The gaming headset market is a funny business. There are so many different options, all with different features and designs to lure you in. Brands like Razer, SteelSeries, and ROCCAT all have high quality models available at all levels in their range. Enter the Astro A10 Gen 2, and its bare-bones approach to the gaming headset.
I’ll admit that I have been spoiled for choice lately with gaming headsets. The Razer Hypersense, Victrix Gambit, and other similar models have all crossed my desk in the recent past, and all of which had a ton of really cool bells and whistles, but at what point does it become an excess? The A10 Gen 2 headset is a good opportunity for me to get back to basics and see what’s what at the entry level of the market.
The A10 Gen 2 is available in 5 colours (black, white, lilac, grey, and mint) and I elected to go with the white colour to match my PS5, a trend I find myself doing more and more lately. Unboxing the headset was pretty normal. The headset looks great, especially with the coloured design on either ear cap. The colours complement each other nicely, even though you’ll never see it when you’re wearing it.
The A10 Gen 2 is a very ‘back-to-basics’ headset, so much so that the only things in the box are the headset itself with cord attached, and a PC input adaptor, so it can be used for mic use as well.
“The headset looks great, especially with the coloured design on either ear cap.”
Being an entry level headset, the A10 Gen 2 is extremely light, weighing in at a paltry 246 grams (just over half a pound). There are no additional features to add unnecessary weight. Being used to the Victrix Gambit recently, I was shocked at how little the A10 Gen 2 weighs.
The lack of weight does translate to more comfort for me. No longer was I feeling the strain on my neck of a ‘heavy’ headset pushing my head and neck down. This meant I could wear it for longer, subjecting my squadmates to my awful jokes for even longer.
Going further with comfort, the A10 Gen 2 features extremely comfortable, if a little small, ear cushions. The first time I put the headset on, I thought they were going to be too small for me, I could feel my ears getting squished ever so slightly. It wasn’t awesome. However, a bit of manoeuvring and my ears fell into the proper position within the ear cushions, and I have to say that these might be the softest ear cushions I’ve felt in a while. The fabric surrounding them is soft and breathable and was a pleasure to wrap around my ears for hours on end.
“…a bit of manoeuvring and my ears fell into the proper position within the ear cushions, and I have to say that these might be the softest ear cushions I’ve felt in a while.”

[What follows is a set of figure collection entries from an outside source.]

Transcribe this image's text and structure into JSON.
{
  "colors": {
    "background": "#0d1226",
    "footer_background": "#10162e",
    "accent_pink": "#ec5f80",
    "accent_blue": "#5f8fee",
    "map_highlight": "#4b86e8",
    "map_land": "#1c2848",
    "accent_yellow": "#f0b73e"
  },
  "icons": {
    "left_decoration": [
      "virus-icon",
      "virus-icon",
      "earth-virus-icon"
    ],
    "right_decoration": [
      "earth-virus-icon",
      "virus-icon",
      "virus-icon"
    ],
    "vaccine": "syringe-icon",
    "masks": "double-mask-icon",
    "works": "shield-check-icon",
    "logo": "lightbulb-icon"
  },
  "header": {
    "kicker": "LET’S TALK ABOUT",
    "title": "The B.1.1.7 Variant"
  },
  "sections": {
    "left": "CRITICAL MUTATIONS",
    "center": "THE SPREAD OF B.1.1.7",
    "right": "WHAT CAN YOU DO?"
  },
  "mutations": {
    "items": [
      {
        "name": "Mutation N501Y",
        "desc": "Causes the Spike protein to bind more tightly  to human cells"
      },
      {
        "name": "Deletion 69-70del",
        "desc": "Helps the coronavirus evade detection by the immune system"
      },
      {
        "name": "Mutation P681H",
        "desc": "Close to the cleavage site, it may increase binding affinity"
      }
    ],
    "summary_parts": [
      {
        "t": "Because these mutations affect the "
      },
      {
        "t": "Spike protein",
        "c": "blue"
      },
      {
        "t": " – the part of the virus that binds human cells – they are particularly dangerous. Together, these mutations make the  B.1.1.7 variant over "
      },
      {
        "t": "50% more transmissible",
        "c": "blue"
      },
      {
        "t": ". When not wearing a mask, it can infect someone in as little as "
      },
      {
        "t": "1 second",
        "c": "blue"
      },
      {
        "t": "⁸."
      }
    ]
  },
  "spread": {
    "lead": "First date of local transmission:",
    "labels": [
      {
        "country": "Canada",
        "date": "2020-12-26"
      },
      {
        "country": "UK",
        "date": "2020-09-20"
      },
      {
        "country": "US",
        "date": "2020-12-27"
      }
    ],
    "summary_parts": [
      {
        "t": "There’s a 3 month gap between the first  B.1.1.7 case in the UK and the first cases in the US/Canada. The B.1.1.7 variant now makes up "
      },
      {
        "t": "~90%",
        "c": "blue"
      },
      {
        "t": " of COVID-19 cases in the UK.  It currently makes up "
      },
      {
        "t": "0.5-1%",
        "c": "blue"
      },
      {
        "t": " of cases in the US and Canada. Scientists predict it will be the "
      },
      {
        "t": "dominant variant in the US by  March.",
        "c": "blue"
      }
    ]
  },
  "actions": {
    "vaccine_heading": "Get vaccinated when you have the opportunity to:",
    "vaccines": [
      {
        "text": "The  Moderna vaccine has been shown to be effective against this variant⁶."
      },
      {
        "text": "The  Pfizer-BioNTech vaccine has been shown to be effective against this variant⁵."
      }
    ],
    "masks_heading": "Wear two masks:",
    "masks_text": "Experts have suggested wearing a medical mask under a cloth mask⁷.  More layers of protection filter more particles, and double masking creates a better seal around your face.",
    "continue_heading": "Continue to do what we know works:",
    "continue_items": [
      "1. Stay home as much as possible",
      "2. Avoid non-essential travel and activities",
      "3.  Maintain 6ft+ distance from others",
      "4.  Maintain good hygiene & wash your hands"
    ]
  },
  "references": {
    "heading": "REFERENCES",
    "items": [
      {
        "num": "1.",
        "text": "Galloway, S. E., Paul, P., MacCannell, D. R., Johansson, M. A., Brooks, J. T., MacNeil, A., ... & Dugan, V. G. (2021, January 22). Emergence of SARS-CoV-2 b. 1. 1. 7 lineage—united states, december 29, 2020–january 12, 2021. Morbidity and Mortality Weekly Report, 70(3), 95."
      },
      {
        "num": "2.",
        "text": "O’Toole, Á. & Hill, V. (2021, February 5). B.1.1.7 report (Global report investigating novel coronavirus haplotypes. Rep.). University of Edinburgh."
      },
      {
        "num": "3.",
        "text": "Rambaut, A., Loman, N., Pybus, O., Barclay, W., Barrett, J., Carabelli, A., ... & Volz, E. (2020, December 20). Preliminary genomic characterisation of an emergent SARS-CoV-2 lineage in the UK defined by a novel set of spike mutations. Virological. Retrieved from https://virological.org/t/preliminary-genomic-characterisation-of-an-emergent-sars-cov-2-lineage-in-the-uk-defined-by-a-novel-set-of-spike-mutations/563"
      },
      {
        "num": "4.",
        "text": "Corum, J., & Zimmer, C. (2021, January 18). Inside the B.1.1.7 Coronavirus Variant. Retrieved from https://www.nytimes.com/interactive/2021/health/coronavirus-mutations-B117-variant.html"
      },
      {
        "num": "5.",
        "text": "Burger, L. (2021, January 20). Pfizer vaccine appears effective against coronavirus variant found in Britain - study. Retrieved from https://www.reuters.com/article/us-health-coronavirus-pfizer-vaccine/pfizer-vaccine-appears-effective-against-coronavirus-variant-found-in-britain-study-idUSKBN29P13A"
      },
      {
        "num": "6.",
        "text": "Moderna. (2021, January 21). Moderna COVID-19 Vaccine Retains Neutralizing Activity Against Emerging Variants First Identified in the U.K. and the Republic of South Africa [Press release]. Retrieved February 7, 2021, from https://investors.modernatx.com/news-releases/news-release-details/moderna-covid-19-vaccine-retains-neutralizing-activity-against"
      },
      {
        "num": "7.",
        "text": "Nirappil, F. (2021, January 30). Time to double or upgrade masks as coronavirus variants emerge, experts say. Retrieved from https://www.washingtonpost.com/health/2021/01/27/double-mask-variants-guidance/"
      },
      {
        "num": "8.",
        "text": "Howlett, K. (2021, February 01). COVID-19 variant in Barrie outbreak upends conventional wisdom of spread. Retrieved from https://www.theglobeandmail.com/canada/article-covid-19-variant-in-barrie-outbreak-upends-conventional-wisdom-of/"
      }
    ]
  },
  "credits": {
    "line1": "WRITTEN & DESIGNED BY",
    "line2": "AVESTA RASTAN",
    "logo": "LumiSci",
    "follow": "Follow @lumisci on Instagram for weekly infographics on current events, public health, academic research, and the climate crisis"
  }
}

One of the standouts from looking at the A10 Gen 2 would have to be the length of the cord that attaches to the headset. Coming in at around 6 feet long, there was always a ton of cord sitting on my lap, which had me wondering if it was all necessary. I then remembered that the headset is designed for use with a PC as well, and the input for that isn’t always going to be in your controller, like the PS5 is. I can deal with a longer cord for that.
Other headsets I have used recently almost universally have the sound controls on the headset itself, mostly due to them being wireless. The A10 Gen 2 has no controls whatsoever on the headset proper. The volume controls are managed by a dial on the cord. It goes up and down, and no more. There are no noise-cancelling features to worry about, just turn it down if it’s too loud, or turn it up if it’s too quiet.
Being at the entry level for a gaming headset, I wasn’t expecting too much in the way of sound quality. I wasn’t surprised nor let down by the sound whilst using the A10 Gen 2. I could hear what I was supposed to, and that’s more or less it. There simply isn’t any other sound enhancing or detracting feature built in. I don’t mind this though, because at this price point, it delivers on what it needs to.
“I wasn’t surprised nor let down by the sound whilst using the A10 Gen 2.”
The sound quality from the speakers in the ear caps is about as average as one would expect. I didn’t experience any crackling or distortion when I was using it. I heard the game sounds the same as if I had plugged in a pair of regular headphones that I got at Walmart.
The microphone on the A10 Gen 2 is on the mic arm that you can push up to turn off or pull down to turn on. No fancy gimmicks here, as the microphone is usable and picks up your voice. It also picks up some ambient noise in the background, so a noisy environment is not going to be your friend if you’re trying to be heard. The mic arm is flexible, so it allows you to conform it to your specific placement and is rigid enough to stay in place when you’re done manipulating it.
If there was one thing I wish they would have spent a bit more time on, is the build quality. The A10 Gen 2 feel a little… flimsy. They don’t have the rigidity of construction that the headset I’ve been using have. I feel like they will fall apart if I drop them from a height of more than 2 feet. If you’re careful with your headset, then this should be a negligible issue, but if you’re a little more ‘devil-may-care’ then perhaps the A10 Gen 2 is not for you.
All in all, the A10 Gen 2 is a decent headset that does what a headset and mic should do, and nothing more. At $59.99 USD, there aren’t too many more options that are less expensive without severely compromising on some things. If you need a headset to hear the game and talk to your mates, then this is a good option, it won’t break the bank and you’ll get some good use from it.